5:52 PM Posted In Edit This 0 Comments »
Measurements:
Note that measurements are not specific as in exact weight or litres.
A bowl - usually standard chinese rice bowl
A pinch for salt
A thumbsize - reference to shrimp paste

Index:
Shrimp paste or belacan in malay is fermented prawns. It appears like dark brown butter but smells like dead fish. Pungent/strong. To use, cut a piece off and gently fry under slow fire until it crumbles to a powdery form. Please close the windows to your kitchen, otherwise the whole house/furniture will smell.


Suitable fish (ikan in malay):

Ikan kembung,
Ikan bawal hitam / putih
, salmon, tuna chunks, red snapper.
Recipe is for 700 grams of fish

Ingredients for the curry:

To blend together
1. A bowl of shallot (size of bowl rice bowl)
2. 3 tablespoon of ground chilli (dried) or chilli paste
3. 1 teaspoon of turmeric powder (for color)
4. 1 thumbsize belacan
5. 3-4 stalks of lemon grass

6. Cooking oil about 3/4 bowl (mom says more oil makes the curry attractive).

7. Tamarind 3 tablespoon mix with 2 bowls of water
8. Sugar and salt to taste.
(Sugar creates a balance in the sourness of the tamarind)

9. Garnishing cut large onions in circles and ginger flower (bunga kantan).

Method:

1. Heat oil
2. Fry the blended ingredient on low fire until fragrant.
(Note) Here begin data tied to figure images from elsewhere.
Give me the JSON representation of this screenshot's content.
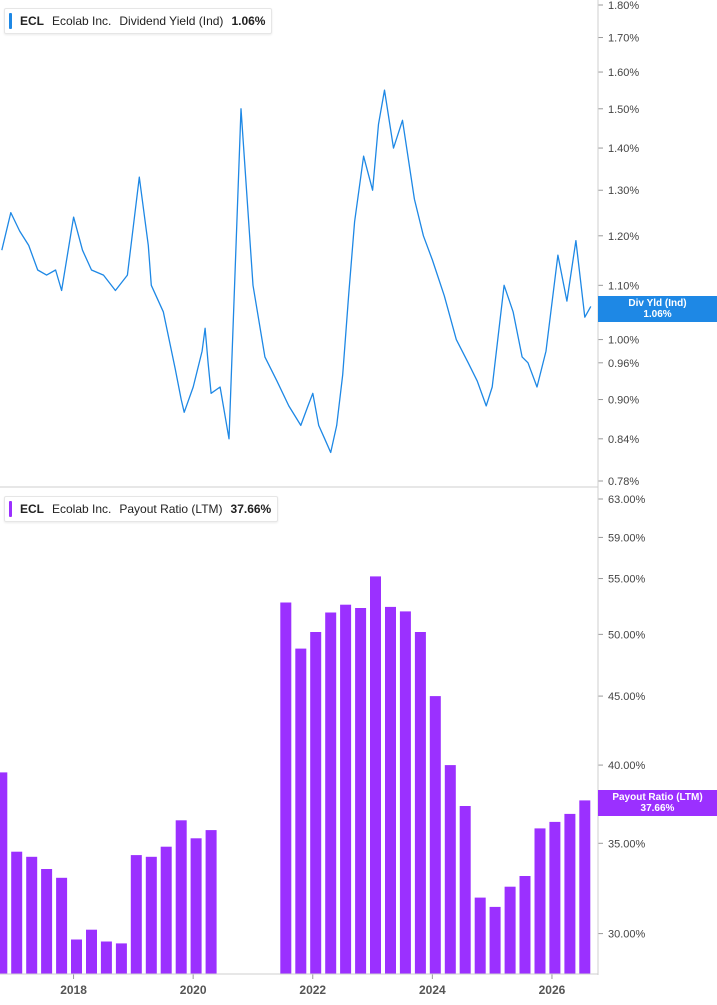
{
  "colors": {
    "yield": "#1e88e5",
    "payout": "#9b30ff"
  },
  "top_legend": {
    "ticker": "ECL",
    "company": "Ecolab Inc.",
    "metric": "Dividend Yield (Ind)",
    "value": "1.06%"
  },
  "bottom_legend": {
    "ticker": "ECL",
    "company": "Ecolab Inc.",
    "metric": "Payout Ratio (LTM)",
    "value": "37.66%"
  },
  "top_flag": {
    "label": "Div Yld (Ind)",
    "value": "1.06%"
  },
  "bottom_flag": {
    "label": "Payout Ratio (LTM)",
    "value": "37.66%"
  },
  "chart_data": [
    {
      "type": "line",
      "series": [
        {
          "name": "Dividend Yield (Ind)"
        }
      ],
      "y_scale": "log",
      "ylim": [
        0.78,
        1.8
      ],
      "y_ticks": [
        "1.80%",
        "1.70%",
        "1.60%",
        "1.50%",
        "1.40%",
        "1.30%",
        "1.20%",
        "1.10%",
        "1.00%",
        "0.96%",
        "0.90%",
        "0.84%",
        "0.78%"
      ],
      "x_ticks": [
        "2018",
        "2020",
        "2022",
        "2024",
        "2026"
      ],
      "x": [
        2016.8,
        2016.95,
        2017.1,
        2017.25,
        2017.4,
        2017.55,
        2017.7,
        2017.8,
        2018.0,
        2018.15,
        2018.3,
        2018.5,
        2018.7,
        2018.9,
        2019.1,
        2019.25,
        2019.3,
        2019.5,
        2019.7,
        2019.8,
        2019.85,
        2020.0,
        2020.15,
        2020.2,
        2020.25,
        2020.3,
        2020.45,
        2020.6,
        2020.8,
        2021.0,
        2021.2,
        2021.4,
        2021.6,
        2021.8,
        2021.92,
        2022.0,
        2022.1,
        2022.2,
        2022.3,
        2022.4,
        2022.5,
        2022.6,
        2022.7,
        2022.85,
        2023.0,
        2023.1,
        2023.2,
        2023.35,
        2023.5,
        2023.7,
        2023.85,
        2024.0,
        2024.2,
        2024.4,
        2024.6,
        2024.75,
        2024.9,
        2025.0,
        2025.2,
        2025.35,
        2025.5,
        2025.6,
        2025.75,
        2025.9,
        2026.1,
        2026.25,
        2026.4,
        2026.55,
        2026.65
      ],
      "values": [
        1.17,
        1.25,
        1.21,
        1.18,
        1.13,
        1.12,
        1.13,
        1.09,
        1.24,
        1.17,
        1.13,
        1.12,
        1.09,
        1.12,
        1.33,
        1.18,
        1.1,
        1.05,
        0.95,
        0.9,
        0.88,
        0.92,
        0.98,
        1.02,
        0.96,
        0.91,
        0.92,
        0.84,
        1.5,
        1.1,
        0.97,
        0.93,
        0.89,
        0.86,
        0.89,
        0.91,
        0.86,
        0.84,
        0.82,
        0.86,
        0.94,
        1.08,
        1.23,
        1.38,
        1.3,
        1.46,
        1.55,
        1.4,
        1.47,
        1.28,
        1.2,
        1.15,
        1.08,
        1.0,
        0.96,
        0.93,
        0.89,
        0.92,
        1.1,
        1.05,
        0.97,
        0.96,
        0.92,
        0.98,
        1.16,
        1.07,
        1.19,
        1.04,
        1.06
      ]
    },
    {
      "type": "bar",
      "series": [
        {
          "name": "Payout Ratio (LTM)"
        }
      ],
      "y_scale": "log",
      "ylim": [
        28.0,
        63.0
      ],
      "y_ticks": [
        "63.00%",
        "59.00%",
        "55.00%",
        "50.00%",
        "45.00%",
        "40.00%",
        "35.00%",
        "30.00%"
      ],
      "x_ticks": [
        "2018",
        "2020",
        "2022",
        "2024",
        "2026"
      ],
      "x": [
        2016.8,
        2017.05,
        2017.3,
        2017.55,
        2017.8,
        2018.05,
        2018.3,
        2018.55,
        2018.8,
        2019.05,
        2019.3,
        2019.55,
        2019.8,
        2020.05,
        2020.3,
        2021.55,
        2021.8,
        2022.05,
        2022.3,
        2022.55,
        2022.8,
        2023.05,
        2023.3,
        2023.55,
        2023.8,
        2024.05,
        2024.3,
        2024.55,
        2024.8,
        2025.05,
        2025.3,
        2025.55,
        2025.8,
        2026.05,
        2026.3,
        2026.55
      ],
      "values": [
        39.5,
        34.5,
        34.2,
        33.5,
        33.0,
        29.7,
        30.2,
        29.6,
        29.5,
        34.3,
        34.2,
        34.8,
        36.4,
        35.3,
        35.8,
        52.8,
        48.8,
        50.2,
        51.9,
        52.6,
        52.3,
        55.2,
        52.4,
        52.0,
        50.2,
        45.0,
        40.0,
        37.3,
        31.9,
        31.4,
        32.5,
        33.1,
        35.9,
        36.3,
        36.8,
        37.66
      ]
    }
  ]
}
You want to be able to see the oil separating from the ingredient.
3. Add tamarind juice - increase fire till everything boils. Add sugar and salt to taste.
4. Add fish and garnishing (onions & ginger flower). Allow to cook for about 10 minutes or till fish is cooked.

MMMMMmmm! Mom is beside me now as I write.